Israël rejette des accusations suédoises sur des exécutions extrajudiciaires

L’Orient le Jour avec AFP, lundi 7 décembre 2015

Israël a qualifié de "scandaleux" des propos de la chef de la diplomatie suédoise qui, selon l’Etat hébreu, l’accuse de procéder à des "exécutions extrajudiciaires" contre les auteurs palestiniens d’attaques au couteau.

En réponse à des questions de députés lors d’une session du Parlement suédois vendredi, Margot Wallström a condamné les attaques au couteau contre des Israéliens mais a estimé que "la réponse" devait éviter d’être "disproportionnée" ou de comprendre des "exécutions extrajudiciaires".

"C’est une déclaration scandaleuse, fallacieuse, impertinente et détachée de la réalité", a réagi dans la nuit de vendredi à samedi le porte-parole du ministère israélien des Affaires étrangères, Emmanuel Nahshon.
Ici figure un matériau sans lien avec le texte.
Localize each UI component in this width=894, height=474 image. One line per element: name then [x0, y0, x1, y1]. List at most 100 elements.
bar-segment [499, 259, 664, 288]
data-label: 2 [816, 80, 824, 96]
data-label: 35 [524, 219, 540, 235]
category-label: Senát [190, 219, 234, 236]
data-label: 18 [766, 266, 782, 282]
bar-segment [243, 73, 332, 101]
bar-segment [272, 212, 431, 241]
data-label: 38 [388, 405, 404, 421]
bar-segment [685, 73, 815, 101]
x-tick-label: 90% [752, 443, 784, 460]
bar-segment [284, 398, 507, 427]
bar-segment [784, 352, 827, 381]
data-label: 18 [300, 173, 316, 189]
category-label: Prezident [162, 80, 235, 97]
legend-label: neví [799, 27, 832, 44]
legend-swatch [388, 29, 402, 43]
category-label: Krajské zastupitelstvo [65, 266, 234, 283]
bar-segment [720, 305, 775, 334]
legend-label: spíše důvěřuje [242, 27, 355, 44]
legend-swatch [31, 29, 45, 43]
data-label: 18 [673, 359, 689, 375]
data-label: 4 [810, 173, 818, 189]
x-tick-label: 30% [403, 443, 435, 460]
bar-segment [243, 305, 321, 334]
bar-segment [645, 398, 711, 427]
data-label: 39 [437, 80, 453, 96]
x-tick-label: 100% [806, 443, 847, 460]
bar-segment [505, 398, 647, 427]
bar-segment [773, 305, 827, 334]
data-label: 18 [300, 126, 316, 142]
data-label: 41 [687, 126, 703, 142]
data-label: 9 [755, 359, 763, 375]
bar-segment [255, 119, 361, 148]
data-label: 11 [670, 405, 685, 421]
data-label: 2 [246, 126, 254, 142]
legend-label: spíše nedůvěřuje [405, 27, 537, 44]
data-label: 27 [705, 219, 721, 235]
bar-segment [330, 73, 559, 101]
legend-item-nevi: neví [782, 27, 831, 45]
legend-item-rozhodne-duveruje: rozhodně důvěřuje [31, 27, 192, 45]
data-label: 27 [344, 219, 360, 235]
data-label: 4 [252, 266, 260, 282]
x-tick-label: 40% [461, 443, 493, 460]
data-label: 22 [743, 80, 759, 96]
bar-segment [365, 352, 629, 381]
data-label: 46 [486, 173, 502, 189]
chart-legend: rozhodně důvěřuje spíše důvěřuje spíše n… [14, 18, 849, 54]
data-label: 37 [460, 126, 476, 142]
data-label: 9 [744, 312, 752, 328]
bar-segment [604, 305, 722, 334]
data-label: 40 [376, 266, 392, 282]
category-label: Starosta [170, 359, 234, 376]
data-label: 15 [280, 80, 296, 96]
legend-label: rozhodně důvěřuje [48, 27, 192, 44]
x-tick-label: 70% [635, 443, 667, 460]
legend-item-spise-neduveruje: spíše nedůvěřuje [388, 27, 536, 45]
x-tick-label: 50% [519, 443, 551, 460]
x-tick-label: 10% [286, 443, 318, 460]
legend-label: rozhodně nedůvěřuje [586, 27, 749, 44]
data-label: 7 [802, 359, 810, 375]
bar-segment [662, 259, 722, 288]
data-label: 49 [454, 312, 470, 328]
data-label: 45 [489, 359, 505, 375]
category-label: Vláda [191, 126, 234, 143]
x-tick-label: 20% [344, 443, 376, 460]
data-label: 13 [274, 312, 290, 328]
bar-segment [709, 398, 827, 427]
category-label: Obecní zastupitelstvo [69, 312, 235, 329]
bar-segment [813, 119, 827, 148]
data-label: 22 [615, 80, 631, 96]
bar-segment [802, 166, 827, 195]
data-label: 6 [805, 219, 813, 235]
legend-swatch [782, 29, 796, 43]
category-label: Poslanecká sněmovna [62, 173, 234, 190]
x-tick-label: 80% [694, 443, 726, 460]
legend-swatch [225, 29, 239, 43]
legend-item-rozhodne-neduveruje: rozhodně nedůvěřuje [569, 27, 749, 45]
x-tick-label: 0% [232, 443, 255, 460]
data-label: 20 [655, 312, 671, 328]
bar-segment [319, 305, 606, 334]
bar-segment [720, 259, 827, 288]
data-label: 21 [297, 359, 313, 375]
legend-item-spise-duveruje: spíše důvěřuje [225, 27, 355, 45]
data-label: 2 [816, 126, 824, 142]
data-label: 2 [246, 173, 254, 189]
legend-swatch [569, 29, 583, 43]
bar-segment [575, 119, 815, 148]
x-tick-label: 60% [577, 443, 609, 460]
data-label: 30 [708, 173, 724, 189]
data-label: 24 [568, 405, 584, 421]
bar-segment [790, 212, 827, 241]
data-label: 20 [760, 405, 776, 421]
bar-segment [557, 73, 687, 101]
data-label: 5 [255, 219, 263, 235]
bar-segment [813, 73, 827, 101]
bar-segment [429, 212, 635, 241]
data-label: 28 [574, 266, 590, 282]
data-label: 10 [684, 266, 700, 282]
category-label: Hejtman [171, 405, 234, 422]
Mme Wallström "propose que les citoyens israéliens présentent leurs cous aux meurtriers qui cherchent à les poignarder", a-t-il soutenu. "En Israël, toute personne qui commet un crime comparaît devant un tribunal, y compris les terroristes", selon lui. "Les citoyens israéliens doivent vivre confrontés au terrorisme, qui est soutenu par les déclarations fausses et irresponsables de ce genre".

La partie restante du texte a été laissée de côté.